To preface my review for Reservation Road, I think it’s appropriate to point out that not many movies have the intensity to push me to the verge of tears. It takes special kinds of films, like The Green Mile, to do this to me. Now I can say that Reservation Road can be added to this small list due to its excellent character development and intensely realistic themes.
It is a day like any other in a small Connecticut town. Dwight Arno (Mark Ruffalo) is driving his son, Lucas (Eddie Alderson) back to his mother’s (Mira Sorvino) house after a memorable afternoon at a Red Sox game. Ethan (Joaquin Phoenix) and Grace (Jennifer Connelly) Lerner are driving their kids, Josh (Sean Curley) and Emma (Elle Fanning), home after a recital that Josh was in. While making a pit stop, two lives collide as Dwight accidentally hits Josh with his SUV, killing him. Instead of stopping, Dwight drives away out of fear. Now comes the turmoil of both families; one struggling with overwhelming guilt and the other obsessing over the truth.
It would have been easy enough for this film to turn into a run of the mill melodrama, but I feel that it succeeds in crossing that line and becoming something much more powerful. This is done by the remarkable performances of the lead characters. Joaquin Phoenix lights up the screen with his fits of anger and sadness, showing that he has a very wide range of emotions as an actor. Jennifer Connelly also travels across a large character arc from despondent and grieving to a woman just trying to get on with life.
The most interesting character for me though is Mark Ruffalo’s character, Dwight Arno. Recently, Ruffalo has caught my attention as being a fantastic and deep actor. His character in Reservation Road is very difficult because even though he has done a terrible thing, he is not a bad person. In fact, he is a very good hearted person who just so happens to have made a terrible mistake. There were times where I was hoping Arno would come out unscathed, but then it would dawn on me again that what he did is near unforgivable.

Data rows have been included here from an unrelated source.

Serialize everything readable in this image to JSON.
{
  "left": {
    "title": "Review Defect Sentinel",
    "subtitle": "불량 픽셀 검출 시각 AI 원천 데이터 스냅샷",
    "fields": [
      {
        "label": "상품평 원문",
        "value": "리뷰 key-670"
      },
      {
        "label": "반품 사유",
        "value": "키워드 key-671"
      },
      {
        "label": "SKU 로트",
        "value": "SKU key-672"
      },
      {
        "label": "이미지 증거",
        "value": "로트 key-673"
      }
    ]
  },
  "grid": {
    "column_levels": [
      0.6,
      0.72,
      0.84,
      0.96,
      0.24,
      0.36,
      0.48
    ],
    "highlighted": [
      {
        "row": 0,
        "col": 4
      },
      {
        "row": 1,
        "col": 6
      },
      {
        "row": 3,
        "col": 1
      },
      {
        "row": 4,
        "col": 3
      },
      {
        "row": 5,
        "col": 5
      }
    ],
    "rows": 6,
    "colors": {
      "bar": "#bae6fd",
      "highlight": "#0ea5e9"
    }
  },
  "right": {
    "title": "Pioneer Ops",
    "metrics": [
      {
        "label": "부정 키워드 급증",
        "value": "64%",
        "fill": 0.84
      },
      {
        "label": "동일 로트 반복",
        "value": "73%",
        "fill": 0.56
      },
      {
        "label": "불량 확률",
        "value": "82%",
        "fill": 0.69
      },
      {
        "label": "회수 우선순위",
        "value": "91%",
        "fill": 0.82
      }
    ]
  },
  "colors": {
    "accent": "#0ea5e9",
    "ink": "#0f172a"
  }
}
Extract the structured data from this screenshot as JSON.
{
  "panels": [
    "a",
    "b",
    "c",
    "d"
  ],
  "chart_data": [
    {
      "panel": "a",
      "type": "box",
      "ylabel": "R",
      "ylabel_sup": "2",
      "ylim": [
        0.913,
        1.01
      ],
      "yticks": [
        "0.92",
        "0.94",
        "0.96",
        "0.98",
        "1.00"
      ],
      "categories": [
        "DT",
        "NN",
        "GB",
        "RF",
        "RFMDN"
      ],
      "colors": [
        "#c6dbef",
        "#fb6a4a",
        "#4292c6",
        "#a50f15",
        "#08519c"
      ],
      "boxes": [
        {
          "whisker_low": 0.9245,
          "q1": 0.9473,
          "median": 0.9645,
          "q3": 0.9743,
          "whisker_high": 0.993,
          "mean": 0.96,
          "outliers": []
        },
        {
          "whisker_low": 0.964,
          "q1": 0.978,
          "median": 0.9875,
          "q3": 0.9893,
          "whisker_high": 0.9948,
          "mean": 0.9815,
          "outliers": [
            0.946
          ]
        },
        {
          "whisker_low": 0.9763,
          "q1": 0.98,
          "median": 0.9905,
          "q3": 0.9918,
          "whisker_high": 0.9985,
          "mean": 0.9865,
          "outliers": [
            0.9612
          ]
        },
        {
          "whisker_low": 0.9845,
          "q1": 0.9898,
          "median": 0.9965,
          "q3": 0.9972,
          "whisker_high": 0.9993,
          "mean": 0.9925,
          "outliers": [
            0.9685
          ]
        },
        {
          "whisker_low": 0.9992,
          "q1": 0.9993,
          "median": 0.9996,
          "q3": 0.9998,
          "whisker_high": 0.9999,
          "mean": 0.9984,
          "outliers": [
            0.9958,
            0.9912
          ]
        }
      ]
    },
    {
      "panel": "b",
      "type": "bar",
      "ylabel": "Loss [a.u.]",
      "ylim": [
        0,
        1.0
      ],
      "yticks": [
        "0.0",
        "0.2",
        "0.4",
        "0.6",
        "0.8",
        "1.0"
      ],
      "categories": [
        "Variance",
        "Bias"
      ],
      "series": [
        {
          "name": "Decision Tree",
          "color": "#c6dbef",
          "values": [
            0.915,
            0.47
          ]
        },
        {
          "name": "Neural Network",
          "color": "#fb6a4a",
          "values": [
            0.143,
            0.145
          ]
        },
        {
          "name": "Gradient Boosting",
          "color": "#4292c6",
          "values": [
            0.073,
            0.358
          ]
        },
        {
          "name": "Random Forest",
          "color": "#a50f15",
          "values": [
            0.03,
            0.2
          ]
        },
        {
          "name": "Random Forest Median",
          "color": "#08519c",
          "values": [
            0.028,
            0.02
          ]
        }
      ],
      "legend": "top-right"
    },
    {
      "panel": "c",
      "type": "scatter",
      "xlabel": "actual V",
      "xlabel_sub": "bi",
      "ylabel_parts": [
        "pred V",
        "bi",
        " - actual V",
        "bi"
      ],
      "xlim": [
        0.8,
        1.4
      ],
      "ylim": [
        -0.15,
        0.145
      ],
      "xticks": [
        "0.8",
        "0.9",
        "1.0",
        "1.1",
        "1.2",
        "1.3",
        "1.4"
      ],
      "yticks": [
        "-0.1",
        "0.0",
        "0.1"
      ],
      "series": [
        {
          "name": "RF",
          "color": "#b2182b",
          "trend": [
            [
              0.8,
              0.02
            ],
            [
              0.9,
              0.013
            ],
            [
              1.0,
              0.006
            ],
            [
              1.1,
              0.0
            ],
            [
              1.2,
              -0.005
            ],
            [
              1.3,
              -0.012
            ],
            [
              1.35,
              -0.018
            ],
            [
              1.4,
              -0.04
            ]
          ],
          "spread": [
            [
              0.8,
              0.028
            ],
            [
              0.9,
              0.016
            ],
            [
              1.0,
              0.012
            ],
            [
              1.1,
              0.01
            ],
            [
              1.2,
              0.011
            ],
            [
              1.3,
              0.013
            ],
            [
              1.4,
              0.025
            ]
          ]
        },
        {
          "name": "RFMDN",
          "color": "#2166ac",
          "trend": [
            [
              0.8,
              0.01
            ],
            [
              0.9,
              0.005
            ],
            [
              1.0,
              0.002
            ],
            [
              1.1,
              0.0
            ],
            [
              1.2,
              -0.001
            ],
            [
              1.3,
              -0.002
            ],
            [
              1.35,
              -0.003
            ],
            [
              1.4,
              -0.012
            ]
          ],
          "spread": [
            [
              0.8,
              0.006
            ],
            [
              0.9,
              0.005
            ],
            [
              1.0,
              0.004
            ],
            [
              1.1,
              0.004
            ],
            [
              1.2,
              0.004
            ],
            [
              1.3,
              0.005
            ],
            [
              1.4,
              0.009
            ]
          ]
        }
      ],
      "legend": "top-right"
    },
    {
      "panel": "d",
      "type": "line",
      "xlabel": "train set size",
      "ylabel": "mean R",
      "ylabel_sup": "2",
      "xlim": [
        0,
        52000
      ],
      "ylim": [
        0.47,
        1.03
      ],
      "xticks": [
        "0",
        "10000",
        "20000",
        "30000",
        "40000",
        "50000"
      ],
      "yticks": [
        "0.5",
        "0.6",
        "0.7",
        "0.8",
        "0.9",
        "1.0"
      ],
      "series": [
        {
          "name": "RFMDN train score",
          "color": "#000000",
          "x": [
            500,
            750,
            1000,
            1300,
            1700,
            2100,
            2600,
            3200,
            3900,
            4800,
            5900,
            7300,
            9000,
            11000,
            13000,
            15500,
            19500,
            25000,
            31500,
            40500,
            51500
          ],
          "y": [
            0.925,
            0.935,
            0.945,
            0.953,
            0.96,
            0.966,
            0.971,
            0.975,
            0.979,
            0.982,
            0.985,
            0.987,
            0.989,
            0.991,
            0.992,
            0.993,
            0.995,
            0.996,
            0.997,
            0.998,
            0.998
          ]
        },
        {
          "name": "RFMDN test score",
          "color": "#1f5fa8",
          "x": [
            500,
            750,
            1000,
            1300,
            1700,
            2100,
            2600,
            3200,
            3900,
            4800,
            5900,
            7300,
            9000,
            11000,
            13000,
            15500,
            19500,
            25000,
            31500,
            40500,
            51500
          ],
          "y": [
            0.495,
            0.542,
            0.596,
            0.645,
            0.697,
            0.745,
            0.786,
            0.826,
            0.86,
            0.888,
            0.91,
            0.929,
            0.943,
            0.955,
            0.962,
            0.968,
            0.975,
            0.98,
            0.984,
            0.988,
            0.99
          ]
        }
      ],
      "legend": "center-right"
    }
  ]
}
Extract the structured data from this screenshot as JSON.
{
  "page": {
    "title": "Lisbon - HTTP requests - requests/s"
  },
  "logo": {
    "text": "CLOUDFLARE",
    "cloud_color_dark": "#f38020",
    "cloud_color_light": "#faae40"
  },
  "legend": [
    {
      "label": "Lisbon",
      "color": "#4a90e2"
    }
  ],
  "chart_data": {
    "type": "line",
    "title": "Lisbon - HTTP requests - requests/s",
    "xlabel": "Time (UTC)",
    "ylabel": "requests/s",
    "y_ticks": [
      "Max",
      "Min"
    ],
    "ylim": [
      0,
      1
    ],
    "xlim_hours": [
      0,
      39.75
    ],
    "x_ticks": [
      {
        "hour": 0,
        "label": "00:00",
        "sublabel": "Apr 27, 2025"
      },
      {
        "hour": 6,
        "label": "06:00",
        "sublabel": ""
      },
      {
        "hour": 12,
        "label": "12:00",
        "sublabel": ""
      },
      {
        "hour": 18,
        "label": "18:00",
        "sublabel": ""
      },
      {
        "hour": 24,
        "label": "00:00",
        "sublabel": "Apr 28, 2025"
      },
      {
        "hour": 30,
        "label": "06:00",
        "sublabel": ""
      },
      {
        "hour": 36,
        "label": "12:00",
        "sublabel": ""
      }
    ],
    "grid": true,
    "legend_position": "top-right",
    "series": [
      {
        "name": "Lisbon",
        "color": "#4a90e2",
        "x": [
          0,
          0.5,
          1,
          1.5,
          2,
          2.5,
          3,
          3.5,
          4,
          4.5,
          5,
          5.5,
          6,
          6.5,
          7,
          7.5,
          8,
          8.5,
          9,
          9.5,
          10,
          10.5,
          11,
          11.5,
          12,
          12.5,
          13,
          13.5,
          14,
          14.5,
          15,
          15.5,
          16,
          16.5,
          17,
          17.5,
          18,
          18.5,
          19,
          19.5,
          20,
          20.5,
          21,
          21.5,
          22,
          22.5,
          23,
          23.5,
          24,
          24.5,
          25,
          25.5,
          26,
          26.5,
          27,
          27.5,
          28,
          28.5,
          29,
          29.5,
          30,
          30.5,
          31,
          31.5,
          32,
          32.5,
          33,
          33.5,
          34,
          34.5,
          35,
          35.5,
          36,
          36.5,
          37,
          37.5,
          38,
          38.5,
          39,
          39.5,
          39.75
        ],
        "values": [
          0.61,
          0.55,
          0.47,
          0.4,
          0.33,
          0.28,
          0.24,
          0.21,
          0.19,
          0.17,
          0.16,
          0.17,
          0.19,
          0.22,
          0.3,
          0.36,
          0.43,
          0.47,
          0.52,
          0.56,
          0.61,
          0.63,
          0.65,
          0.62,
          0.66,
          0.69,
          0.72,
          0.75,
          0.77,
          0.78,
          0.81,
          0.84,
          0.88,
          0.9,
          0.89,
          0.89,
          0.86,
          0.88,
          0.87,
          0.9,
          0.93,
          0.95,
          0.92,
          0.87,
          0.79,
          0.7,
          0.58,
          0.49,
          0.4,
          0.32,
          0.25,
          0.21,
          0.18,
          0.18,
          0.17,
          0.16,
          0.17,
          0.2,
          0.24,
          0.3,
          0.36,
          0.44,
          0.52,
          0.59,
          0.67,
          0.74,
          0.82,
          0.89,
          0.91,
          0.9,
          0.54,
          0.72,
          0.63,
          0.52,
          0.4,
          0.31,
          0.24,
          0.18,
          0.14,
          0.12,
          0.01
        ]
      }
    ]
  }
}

The use of children in this movie also hits like a sucker punch to the throat. Seeing how kids react to a tragedy like this is difficult to watch. Elle Fanning gives an impressive performance as the little sister whose brother has been killed. Eddie Alderson also gives a fine performance, although Elle’s character gets to explore more emotion.
There aren’t any tricks in Reservation Road, and for good reason. The camera work and cinematography are just fine, but nothing special. If their were loads of stylized camera movement and dramatic lighting, than the story would feel less intense I feel. Terry George, who also directed the powerhouse Hotel Rwanda, puts story and character development above all else.
There are a few plot points that feel a little stretched. By that, I mean they seem rather unlikely. For drama’s sake, they work pretty well in creating extra depressingly awkward tension and suspense. If the viewer can suspend some disbelief, than these points won’t be a problem. It is true, however, that the other realistic points are affected by the unrealistic.
Reservation Road is one hell of a film. Terry George succeeds, almost 100%, in creating an intense, believable narrative full of pure human emotion and the consequences of our actions. After watching this movie, I tried to put myself in the places of both Ruffalo’s and Phoenix’s characters. This gets you to thinking about your own morality and ability to handle loss. Sure, the film may feel melodramatic at times and there may be some unlikely scenarios, but don’t let this stop you from seeing Reservation Road.